Unless new treatments become available, the tremendous progress that the world has made against malaria will have been tragically short-lived. Fortunately, those engaged in the global response to malaria recognize that just as parasites are adapting, so must we. New efforts are underway to identify and minimize the spread of resistant malaria, while simultaneously developing new artemisinin-free treatments.

For example, the Regional Artemisinin-Resistance Initiative is working to halt the spread of resistant malaria in the Mekong Delta region, by monitoring and sharing drug-resistance data and promoting proper use of antimalarial treatments. So far, the initiative has secured €110 million through the Global Fund to Fight AIDS, Tuberculosis, and Malaria, which is financed primarily by governments.

Moreover, Novartis and the Medicines for Malaria Venture (with support from the Bill & Melinda Gates Foundation) are starting a new clinical trial this August to test KAF156, a molecule that could form the basis of a new treatment against artemisinin-resistant malaria strains.

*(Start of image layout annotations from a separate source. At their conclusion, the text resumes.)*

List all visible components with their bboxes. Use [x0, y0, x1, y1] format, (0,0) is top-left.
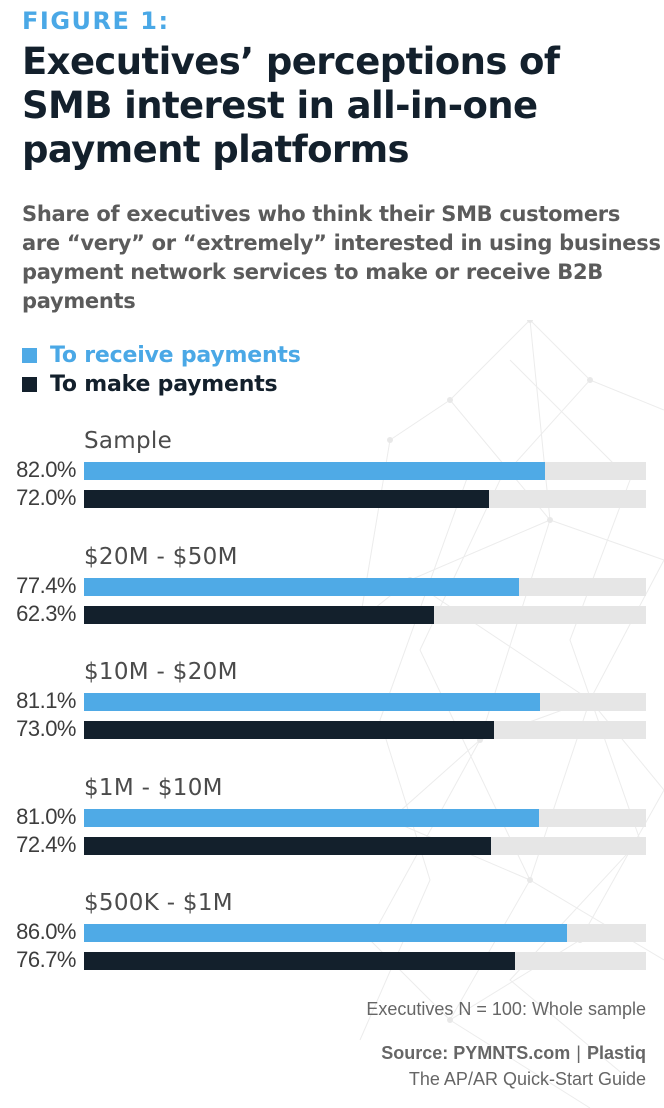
bar-fill	[84, 924, 568, 942]
bar-track	[84, 693, 646, 711]
bar-row-make: 72.4%	[0, 832, 664, 857]
bar-track	[84, 924, 646, 942]
bar-fill	[84, 577, 519, 596]
bar-row-make: 76.7%	[0, 947, 664, 972]
guide-title: The AP/AR Quick-Start Guide	[408, 1069, 646, 1089]
bar-track	[84, 952, 646, 970]
bar-group: $20M - $50M 77.4% 62.3%	[0, 544, 664, 659]
legend-label-make: To make payments	[50, 372, 278, 397]
legend-swatch-make-icon	[22, 377, 37, 392]
sample-note: Executives N = 100: Whole sample	[366, 999, 646, 1019]
legend-item-receive: To receive payments	[22, 341, 301, 370]
bar-group: Sample 82.0% 72.0%	[0, 428, 664, 543]
legend-item-make: To make payments	[22, 370, 301, 399]
category-label: Sample	[84, 428, 173, 454]
chart-title: Executives’ perceptions of SMB interest …	[22, 40, 560, 171]
bar-group: $500K - $1M 86.0% 76.7%	[0, 890, 664, 1005]
bar-row-make: 73.0%	[0, 716, 664, 741]
category-label: $1M - $10M	[84, 774, 223, 801]
bar-fill	[84, 721, 495, 739]
category-label: $500K - $1M	[84, 890, 233, 916]
bar-fill	[84, 952, 516, 970]
bar-group: $1M - $10M 81.0% 72.4%	[0, 775, 664, 890]
bar-fill	[84, 693, 540, 711]
category-label: $10M - $20M	[84, 659, 238, 685]
value-label: 76.7%	[16, 947, 76, 972]
bar-row-receive: 81.0%	[0, 804, 664, 829]
figure-label: FIGURE 1:	[22, 7, 170, 35]
bar-fill	[84, 808, 540, 827]
legend: To receive payments To make payments	[22, 341, 301, 399]
bar-track	[84, 462, 646, 480]
bar-row-receive: 77.4%	[0, 573, 664, 598]
legend-swatch-receive-icon	[22, 348, 37, 363]
source-prefix: Source: PYMNTS.com	[381, 1043, 571, 1063]
source-partner: Plastiq	[586, 1043, 646, 1063]
bar-fill	[84, 462, 545, 480]
bar-row-receive: 86.0%	[0, 919, 664, 944]
bar-fill	[84, 605, 435, 624]
value-label: 72.0%	[16, 485, 76, 510]
value-label: 62.3%	[16, 600, 76, 626]
bar-fill	[84, 490, 489, 508]
value-label: 81.1%	[16, 688, 76, 713]
bar-track	[84, 490, 646, 508]
value-label: 73.0%	[16, 716, 76, 741]
value-label: 81.0%	[16, 803, 76, 829]
value-label: 77.4%	[16, 572, 76, 598]
value-label: 86.0%	[16, 919, 76, 944]
bar-fill	[84, 836, 491, 855]
bar-row-make: 72.0%	[0, 485, 664, 510]
value-label: 72.4%	[16, 831, 76, 857]
bar-track	[84, 836, 646, 855]
bar-track	[84, 577, 646, 596]
category-label: $20M - $50M	[84, 543, 238, 570]
bar-track	[84, 605, 646, 624]
source-separator: |	[576, 1043, 581, 1063]
bar-row-receive: 81.1%	[0, 688, 664, 713]
source-line: Source: PYMNTS.com | Plastiq	[381, 1043, 646, 1064]
bar-track	[84, 808, 646, 827]
value-label: 82.0%	[16, 457, 76, 482]
bar-row-receive: 82.0%	[0, 457, 664, 482]
bar-track	[84, 721, 646, 739]
chart-subtitle: Share of executives who think their SMB …	[22, 202, 661, 313]
legend-label-receive: To receive payments	[50, 343, 301, 368]
bar-group: $10M - $20M 81.1% 73.0%	[0, 659, 664, 774]
bar-row-make: 62.3%	[0, 601, 664, 626]
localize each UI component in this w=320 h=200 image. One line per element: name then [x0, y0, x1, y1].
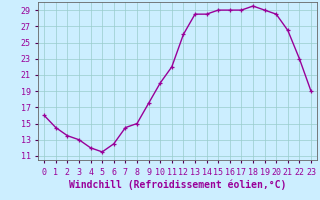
- X-axis label: Windchill (Refroidissement éolien,°C): Windchill (Refroidissement éolien,°C): [69, 179, 286, 190]
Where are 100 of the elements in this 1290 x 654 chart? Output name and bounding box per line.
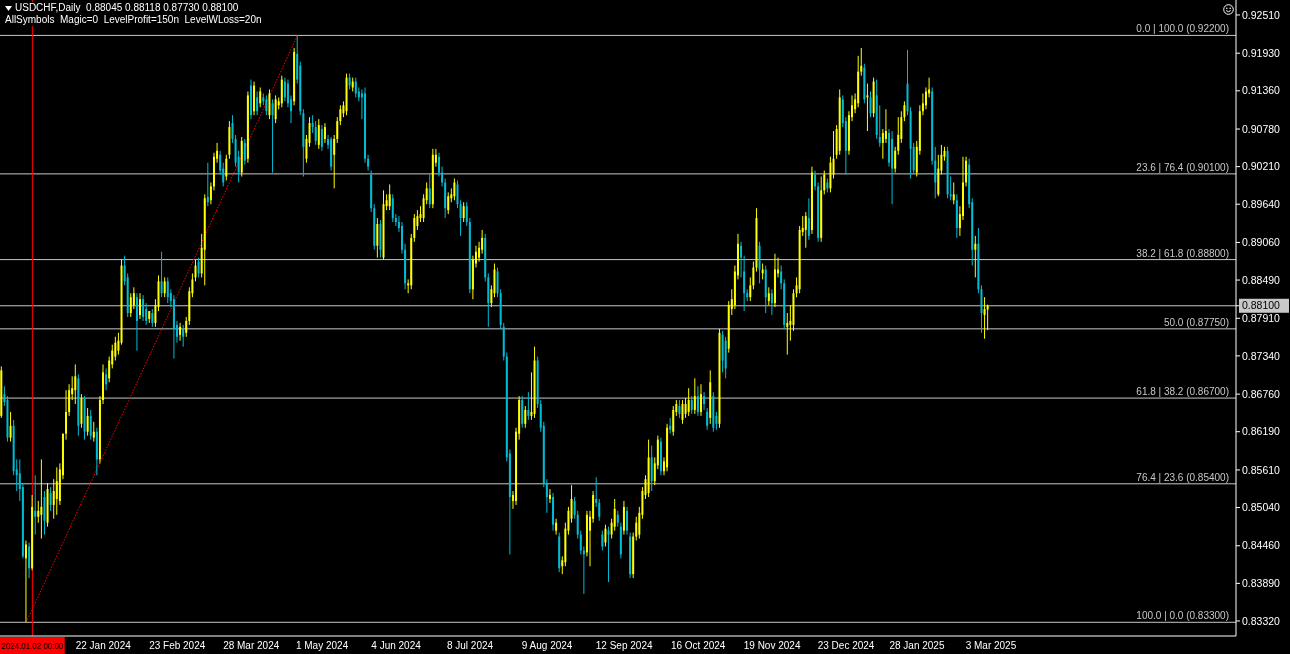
candlestick [607, 526, 610, 583]
candlestick [43, 490, 46, 536]
candlestick [268, 88, 271, 120]
y-tick-label: 0.83890 [1242, 577, 1281, 590]
candlestick [89, 409, 92, 441]
ref-line-label: 50.0 (0.87750) [1163, 316, 1229, 328]
candlestick [884, 108, 887, 144]
ref-line-label: 100.0 | 0.0 (0.83300) [1136, 610, 1229, 622]
ref-line-label: 0.0 | 100.0 (0.92200) [1136, 23, 1229, 35]
x-tick-label: 28 Jan 2025 [889, 640, 945, 651]
candlestick [256, 90, 259, 116]
y-tick-label: 0.90210 [1242, 160, 1281, 173]
y-tick-label: 0.88490 [1242, 273, 1281, 286]
candlestick [687, 387, 690, 417]
x-tick-label: 4 Jun 2024 [371, 640, 422, 651]
candlestick [320, 124, 323, 152]
candlestick [570, 484, 573, 524]
candlestick [681, 399, 684, 425]
y-tick-label: 0.91930 [1242, 46, 1281, 59]
candlestick [105, 367, 108, 391]
x-tick-label: 28 Mar 2024 [223, 640, 280, 651]
candlestick [308, 116, 311, 148]
candlestick [274, 94, 277, 124]
candlestick [706, 407, 709, 431]
candlestick [699, 383, 702, 417]
candlestick [555, 518, 558, 536]
y-tick-label: 0.89060 [1242, 236, 1281, 249]
candlestick [459, 199, 462, 237]
ref-line-label: 76.4 | 23.6 (0.85400) [1136, 471, 1229, 483]
y-tick-label: 0.88100 [1242, 299, 1281, 312]
candlestick [323, 122, 326, 144]
candlestick [786, 312, 789, 356]
ref-line-label: 23.6 | 76.4 (0.90100) [1136, 161, 1229, 173]
text: AllSymbols Magic=0 LevelProfit=150n LevelWLoss=20n [5, 14, 264, 26]
candlestick [703, 391, 706, 411]
candlestick [317, 118, 320, 150]
candlestick [456, 179, 459, 209]
candlestick [135, 292, 138, 352]
y-tick-label: 0.84460 [1242, 539, 1281, 552]
candlestick [206, 162, 209, 207]
candlestick [804, 211, 807, 249]
candlestick [650, 445, 653, 492]
candlestick [983, 296, 986, 340]
candlestick [613, 498, 616, 532]
candlestick [243, 138, 246, 166]
candlestick [182, 324, 185, 348]
chart-title: USDCHF,Daily 0.88045 0.88118 0.87730 0.88100 [15, 2, 241, 14]
candlestick [696, 385, 699, 417]
y-tick-label: 0.87910 [1242, 311, 1281, 324]
candlestick [604, 524, 607, 547]
candlestick [117, 332, 120, 356]
candlestick [142, 294, 145, 322]
x-tick-label: 23 Dec 2024 [817, 640, 875, 651]
candlestick [49, 486, 52, 512]
y-tick-label: 0.89640 [1242, 197, 1281, 210]
candlestick [179, 322, 182, 342]
x-tick-label: 8 Jul 2024 [446, 640, 494, 651]
candlestick [832, 130, 835, 179]
candlestick [462, 201, 465, 223]
candlestick [807, 197, 810, 241]
candlestick [974, 235, 977, 278]
y-tick-label: 0.83320 [1242, 614, 1281, 627]
candlestick [314, 120, 317, 146]
candlestick [92, 421, 95, 443]
candlestick [132, 286, 135, 310]
y-tick-label: 0.85610 [1242, 463, 1281, 476]
candlestick [40, 458, 43, 540]
candlestick [622, 500, 625, 536]
x-tick-label: 16 Oct 2024 [670, 640, 726, 651]
y-tick-label: 0.90780 [1242, 122, 1281, 135]
candlestick [453, 178, 456, 201]
y-tick-label: 0.86760 [1242, 387, 1281, 400]
x-tick-label: 3 Mar 2025 [965, 640, 1017, 651]
candlestick [166, 276, 169, 304]
y-tick-label: 0.86190 [1242, 425, 1281, 438]
ref-line-label: 38.2 | 61.8 (0.88800) [1136, 247, 1229, 259]
x-tick-label: 9 Aug 2024 [521, 640, 573, 651]
ref-line-label: 61.8 | 38.2 (0.86700) [1136, 386, 1229, 398]
candlestick [758, 241, 761, 284]
candlestick [952, 181, 955, 205]
x-tick-label: 12 Sep 2024 [595, 640, 653, 651]
candlestick [28, 542, 31, 579]
candlestick [197, 257, 200, 278]
candlestick [527, 391, 530, 421]
x-tick-label: 2024.01.02 00:00 [1, 641, 72, 651]
candlestick [225, 154, 228, 181]
candlestick [231, 114, 234, 144]
candlestick [154, 298, 157, 328]
candlestick [37, 500, 40, 524]
y-tick-label: 0.91360 [1242, 84, 1281, 97]
candlestick [869, 90, 872, 118]
candlestick [271, 98, 274, 174]
y-tick-label: 0.87340 [1242, 349, 1281, 362]
candlestick [601, 530, 604, 551]
candlestick [305, 134, 308, 164]
candlestick [24, 540, 27, 623]
y-tick-label: 0.85040 [1242, 501, 1281, 514]
candlestick [672, 405, 675, 437]
x-tick-label: 19 Nov 2024 [743, 640, 801, 651]
candlestick [160, 251, 163, 298]
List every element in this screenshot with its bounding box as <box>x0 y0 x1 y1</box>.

At the 2016 World Economic Forum in Davos, Switzerland, 100 companies (including Novartis) and industry associations signed the Davos Declaration on AMR. Under that commitment, we promised to work together with governments to slow the development of resistance, by increasing our investments in R&D and making high-quality antibiotics available to patients who need them.

The G20’s national action plans will, we hope, help us to meet these commitments. But political leaders, too, must marshal the will to turn words into action. We urgently need more resources to monitor resistance, stronger incentives for R&D, and innovative financing mechanisms to ensure widespread access to accurate diagnoses and quality medicines.

The world cannot afford to lose the fight against AMR. Winning it will require large-scale public-private cooperation, underpinned by political leadership that makes global public health a top priority.